INTACT MICROTUBULES ARE NECESSARY FOR COMPLETE PROCESSING, STORAGE AND REGULATED SECRETION OF VON WILLEBRAND FACTOR BY ENDOTHELIAL CELLS

Abstract

The importance of intact microtubules in the processing, storage and regulated secretion of von Willebrand factor (vWf) from Weibel-Palade bodies in endothelial cells was investigated. Human umbilical vein endothelial cells treated for one hour with colchicine (10-6M) or nocodozole (10-6M) lost their organized microtubular network. Stimulation of these cells with secretagogues (A23187, thrombin) produced only 30% release of vWf in comparison to control cells containing intact microtubules.
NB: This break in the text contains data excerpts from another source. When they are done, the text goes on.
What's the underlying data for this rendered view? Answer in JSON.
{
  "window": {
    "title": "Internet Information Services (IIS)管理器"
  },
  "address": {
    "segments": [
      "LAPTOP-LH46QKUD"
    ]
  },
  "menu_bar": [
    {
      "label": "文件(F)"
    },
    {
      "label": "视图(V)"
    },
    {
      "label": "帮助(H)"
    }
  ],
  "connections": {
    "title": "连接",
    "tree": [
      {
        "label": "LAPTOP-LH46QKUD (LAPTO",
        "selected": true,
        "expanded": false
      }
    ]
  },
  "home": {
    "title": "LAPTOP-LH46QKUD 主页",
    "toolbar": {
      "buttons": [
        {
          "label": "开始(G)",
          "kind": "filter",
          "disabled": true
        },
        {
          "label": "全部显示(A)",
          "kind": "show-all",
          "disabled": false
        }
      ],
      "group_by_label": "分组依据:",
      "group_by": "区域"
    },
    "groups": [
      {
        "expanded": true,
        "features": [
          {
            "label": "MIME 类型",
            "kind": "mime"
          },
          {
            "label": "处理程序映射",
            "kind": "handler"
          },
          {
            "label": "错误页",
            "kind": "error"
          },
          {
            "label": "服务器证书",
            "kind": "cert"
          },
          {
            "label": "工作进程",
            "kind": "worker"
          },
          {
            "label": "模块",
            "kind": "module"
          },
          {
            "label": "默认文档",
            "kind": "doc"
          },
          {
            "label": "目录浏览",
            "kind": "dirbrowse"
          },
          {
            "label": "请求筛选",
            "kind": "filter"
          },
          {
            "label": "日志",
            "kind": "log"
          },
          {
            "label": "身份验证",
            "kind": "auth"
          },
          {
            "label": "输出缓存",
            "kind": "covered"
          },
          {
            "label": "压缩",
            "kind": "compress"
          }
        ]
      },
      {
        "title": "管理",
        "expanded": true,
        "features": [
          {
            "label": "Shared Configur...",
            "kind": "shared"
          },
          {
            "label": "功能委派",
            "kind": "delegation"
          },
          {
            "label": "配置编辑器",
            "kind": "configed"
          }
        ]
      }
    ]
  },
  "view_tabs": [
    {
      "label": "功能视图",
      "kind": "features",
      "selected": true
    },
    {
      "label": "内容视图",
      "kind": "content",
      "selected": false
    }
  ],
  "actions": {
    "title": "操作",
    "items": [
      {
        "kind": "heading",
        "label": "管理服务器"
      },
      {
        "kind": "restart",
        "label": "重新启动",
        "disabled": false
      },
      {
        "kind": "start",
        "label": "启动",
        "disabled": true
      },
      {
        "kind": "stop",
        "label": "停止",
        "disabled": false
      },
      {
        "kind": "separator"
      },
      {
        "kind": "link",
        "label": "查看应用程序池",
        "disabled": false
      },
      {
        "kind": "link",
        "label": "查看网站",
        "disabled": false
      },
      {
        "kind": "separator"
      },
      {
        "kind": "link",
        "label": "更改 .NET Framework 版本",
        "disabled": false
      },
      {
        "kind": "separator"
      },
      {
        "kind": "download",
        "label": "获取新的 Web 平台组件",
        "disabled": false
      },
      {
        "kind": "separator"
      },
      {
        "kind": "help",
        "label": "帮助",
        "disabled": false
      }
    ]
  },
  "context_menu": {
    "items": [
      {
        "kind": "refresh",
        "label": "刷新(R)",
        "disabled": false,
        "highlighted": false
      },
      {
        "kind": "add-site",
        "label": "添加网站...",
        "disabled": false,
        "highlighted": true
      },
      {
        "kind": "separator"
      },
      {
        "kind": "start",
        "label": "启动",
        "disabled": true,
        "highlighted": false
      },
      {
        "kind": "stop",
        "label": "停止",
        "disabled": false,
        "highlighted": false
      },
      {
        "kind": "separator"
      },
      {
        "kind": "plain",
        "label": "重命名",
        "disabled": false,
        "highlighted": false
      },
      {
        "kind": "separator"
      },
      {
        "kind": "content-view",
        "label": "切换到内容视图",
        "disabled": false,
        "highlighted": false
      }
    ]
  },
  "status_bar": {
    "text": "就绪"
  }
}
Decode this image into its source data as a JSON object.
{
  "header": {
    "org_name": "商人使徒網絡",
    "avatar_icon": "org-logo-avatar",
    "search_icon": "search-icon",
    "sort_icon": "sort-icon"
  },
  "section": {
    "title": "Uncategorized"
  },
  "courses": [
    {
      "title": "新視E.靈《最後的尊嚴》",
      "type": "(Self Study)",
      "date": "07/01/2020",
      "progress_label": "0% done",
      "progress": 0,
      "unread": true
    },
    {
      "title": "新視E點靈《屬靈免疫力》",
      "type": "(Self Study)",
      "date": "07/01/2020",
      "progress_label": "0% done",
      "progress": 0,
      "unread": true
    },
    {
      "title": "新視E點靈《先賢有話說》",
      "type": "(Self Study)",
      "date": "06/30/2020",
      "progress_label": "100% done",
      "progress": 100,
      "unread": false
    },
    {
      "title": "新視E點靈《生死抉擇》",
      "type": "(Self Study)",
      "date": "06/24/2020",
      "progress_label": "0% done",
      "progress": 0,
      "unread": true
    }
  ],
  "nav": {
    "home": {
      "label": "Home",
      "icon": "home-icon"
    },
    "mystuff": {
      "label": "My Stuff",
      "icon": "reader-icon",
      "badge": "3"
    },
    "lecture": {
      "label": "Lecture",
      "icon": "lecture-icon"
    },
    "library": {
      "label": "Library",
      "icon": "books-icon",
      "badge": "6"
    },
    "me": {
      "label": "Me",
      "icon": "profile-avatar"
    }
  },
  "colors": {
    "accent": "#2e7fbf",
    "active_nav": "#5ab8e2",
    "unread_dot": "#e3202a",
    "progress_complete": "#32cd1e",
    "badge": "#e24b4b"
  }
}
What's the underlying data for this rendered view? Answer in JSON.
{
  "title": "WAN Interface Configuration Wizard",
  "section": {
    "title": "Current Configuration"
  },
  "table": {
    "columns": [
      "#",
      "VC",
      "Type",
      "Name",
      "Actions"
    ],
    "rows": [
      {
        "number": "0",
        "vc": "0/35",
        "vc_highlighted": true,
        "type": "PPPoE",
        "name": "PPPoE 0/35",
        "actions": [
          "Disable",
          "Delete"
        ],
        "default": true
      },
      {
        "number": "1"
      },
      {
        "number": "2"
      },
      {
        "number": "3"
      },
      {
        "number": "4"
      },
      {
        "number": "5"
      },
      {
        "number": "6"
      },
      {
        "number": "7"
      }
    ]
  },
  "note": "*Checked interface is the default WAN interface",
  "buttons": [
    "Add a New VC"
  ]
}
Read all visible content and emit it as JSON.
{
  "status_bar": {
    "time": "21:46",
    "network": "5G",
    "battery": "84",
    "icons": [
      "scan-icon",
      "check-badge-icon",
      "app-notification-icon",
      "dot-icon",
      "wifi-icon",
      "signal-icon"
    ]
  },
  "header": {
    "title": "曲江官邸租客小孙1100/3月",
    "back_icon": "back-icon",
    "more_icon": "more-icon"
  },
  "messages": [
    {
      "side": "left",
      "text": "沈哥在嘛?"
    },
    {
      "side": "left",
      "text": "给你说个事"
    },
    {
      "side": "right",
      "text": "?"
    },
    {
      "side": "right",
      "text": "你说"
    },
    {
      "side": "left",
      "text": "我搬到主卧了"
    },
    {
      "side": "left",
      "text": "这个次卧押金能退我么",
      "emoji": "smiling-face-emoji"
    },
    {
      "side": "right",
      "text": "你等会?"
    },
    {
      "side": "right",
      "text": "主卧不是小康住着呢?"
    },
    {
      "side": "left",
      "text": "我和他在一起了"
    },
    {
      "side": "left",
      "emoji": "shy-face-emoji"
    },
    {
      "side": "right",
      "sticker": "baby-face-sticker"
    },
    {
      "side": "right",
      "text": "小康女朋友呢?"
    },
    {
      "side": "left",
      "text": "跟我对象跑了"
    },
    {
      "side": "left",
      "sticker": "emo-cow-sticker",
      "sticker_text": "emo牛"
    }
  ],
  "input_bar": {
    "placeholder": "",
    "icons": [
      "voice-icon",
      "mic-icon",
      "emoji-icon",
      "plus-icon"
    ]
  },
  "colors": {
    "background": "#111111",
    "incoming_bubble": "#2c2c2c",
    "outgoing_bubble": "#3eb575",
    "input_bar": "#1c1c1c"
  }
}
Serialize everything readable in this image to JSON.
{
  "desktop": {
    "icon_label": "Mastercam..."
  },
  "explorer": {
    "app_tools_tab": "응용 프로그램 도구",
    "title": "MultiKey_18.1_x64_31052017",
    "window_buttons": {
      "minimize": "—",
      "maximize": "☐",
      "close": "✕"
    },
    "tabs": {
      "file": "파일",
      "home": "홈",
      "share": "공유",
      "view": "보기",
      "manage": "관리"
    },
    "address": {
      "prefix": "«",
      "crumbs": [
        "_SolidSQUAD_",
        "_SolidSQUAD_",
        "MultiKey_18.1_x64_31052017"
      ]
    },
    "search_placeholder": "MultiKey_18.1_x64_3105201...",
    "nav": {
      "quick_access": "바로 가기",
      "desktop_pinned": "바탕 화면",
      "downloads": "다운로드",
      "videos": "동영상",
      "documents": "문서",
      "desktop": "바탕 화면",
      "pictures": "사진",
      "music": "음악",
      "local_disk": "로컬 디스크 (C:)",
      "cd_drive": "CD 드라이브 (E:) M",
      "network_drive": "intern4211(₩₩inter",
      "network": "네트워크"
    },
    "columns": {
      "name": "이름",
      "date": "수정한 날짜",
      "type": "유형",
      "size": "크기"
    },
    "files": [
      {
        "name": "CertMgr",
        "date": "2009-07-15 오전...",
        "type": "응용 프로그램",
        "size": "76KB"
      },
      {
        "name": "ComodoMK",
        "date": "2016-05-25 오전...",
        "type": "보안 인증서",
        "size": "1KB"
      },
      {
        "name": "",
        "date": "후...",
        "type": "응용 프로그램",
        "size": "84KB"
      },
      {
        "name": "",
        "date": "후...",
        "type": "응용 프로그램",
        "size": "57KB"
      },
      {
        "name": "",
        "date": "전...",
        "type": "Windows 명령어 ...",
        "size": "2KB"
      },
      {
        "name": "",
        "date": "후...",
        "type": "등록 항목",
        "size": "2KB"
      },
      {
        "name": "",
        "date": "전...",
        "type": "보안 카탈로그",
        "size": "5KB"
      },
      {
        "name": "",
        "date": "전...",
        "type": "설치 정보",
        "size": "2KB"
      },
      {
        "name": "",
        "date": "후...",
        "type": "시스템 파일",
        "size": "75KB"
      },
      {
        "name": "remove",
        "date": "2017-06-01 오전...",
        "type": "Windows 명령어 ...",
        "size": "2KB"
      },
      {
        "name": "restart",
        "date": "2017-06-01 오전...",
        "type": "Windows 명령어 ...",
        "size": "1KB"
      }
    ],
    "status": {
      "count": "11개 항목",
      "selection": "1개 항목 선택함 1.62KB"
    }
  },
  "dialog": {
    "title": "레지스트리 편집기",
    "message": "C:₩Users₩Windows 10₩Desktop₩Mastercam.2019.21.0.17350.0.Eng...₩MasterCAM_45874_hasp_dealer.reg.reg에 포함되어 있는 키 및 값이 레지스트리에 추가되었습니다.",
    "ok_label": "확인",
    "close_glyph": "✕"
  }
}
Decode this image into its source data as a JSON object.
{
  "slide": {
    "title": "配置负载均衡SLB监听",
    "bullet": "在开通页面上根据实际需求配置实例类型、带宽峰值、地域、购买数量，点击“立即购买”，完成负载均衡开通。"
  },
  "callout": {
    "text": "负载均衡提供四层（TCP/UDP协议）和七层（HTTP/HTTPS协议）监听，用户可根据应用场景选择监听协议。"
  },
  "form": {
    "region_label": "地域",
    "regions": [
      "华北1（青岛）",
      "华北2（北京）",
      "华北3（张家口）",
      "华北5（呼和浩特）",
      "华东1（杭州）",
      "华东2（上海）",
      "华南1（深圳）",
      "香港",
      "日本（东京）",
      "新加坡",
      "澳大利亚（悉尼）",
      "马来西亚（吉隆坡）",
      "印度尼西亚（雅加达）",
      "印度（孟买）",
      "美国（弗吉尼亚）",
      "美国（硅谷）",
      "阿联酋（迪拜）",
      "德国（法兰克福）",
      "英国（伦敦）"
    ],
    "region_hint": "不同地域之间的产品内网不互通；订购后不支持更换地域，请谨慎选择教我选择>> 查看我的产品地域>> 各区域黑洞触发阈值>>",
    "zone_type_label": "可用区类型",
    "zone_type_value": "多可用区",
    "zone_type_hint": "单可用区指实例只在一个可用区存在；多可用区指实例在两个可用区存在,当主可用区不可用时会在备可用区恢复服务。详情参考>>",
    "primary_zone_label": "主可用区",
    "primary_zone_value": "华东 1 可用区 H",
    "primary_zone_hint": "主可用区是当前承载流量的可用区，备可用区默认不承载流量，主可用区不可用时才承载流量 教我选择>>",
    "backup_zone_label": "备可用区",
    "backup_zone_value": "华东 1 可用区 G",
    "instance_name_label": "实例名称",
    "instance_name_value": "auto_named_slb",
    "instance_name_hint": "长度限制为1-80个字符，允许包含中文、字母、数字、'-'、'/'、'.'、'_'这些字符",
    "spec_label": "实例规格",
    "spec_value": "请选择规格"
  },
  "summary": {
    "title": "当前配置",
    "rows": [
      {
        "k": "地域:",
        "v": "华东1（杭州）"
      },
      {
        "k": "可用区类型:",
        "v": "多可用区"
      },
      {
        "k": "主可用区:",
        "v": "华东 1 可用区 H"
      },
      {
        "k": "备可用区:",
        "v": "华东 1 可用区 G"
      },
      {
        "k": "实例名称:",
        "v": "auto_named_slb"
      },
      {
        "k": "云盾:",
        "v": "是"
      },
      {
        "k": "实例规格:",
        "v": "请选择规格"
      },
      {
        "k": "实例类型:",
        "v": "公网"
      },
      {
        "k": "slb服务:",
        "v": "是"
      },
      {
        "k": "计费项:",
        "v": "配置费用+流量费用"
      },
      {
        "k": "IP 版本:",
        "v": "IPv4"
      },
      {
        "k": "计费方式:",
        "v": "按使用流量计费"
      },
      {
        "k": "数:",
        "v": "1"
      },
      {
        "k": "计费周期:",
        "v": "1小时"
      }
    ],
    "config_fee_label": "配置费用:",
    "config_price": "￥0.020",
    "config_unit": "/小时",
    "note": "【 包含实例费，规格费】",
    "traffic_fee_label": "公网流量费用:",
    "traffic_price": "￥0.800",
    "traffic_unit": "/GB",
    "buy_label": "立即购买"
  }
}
The nocodazole treatment was reversible. One hour incubation in the absence of the drug was sufficient for microtubules to reform and to restore the full capacity of the cells to release vWf.Long-term incubation (24 hours) of endothelial cells with microtubule destabilizing agents had a profound effect on vWf distribution. In control cells vWf was localized to organelles in the perinuclear region (i.e. endoplasmic reticulum and Golgi apparatus) and to Weibel-Palade bodies. In drug-treated cells vWf staining was dispersed throughout the cytoplasm and Weibel-Palade bodies were absent. The vWf synthesized in the absence of microtubules contained significantly less large multimers than that produced by control cells. This was not due to possible side effects of the drugs on the cells because the presence of lumicolchicine, an inactive analogue of colchicine, had no effect on vWf processing. Since Weibel-Palade bodies specifically contain the large multimers (Sporn et al, Cell 46:185-190, 1986), we hypothesize that the structural defect in vWf secreted by cells in the absence of microtubules is due to the lack of Weibel-Palade bodies in these cultures.In summary, the intact microtubular cytoskeleton in the endothelial cells in culture, appeared to be crucial for normal release of Weibel-Palade bodies after stimulation with secretagogues, for reformation of new Weibel-Palade bodies and for the efficient intracellular multimerization of vWf dimeric molecules.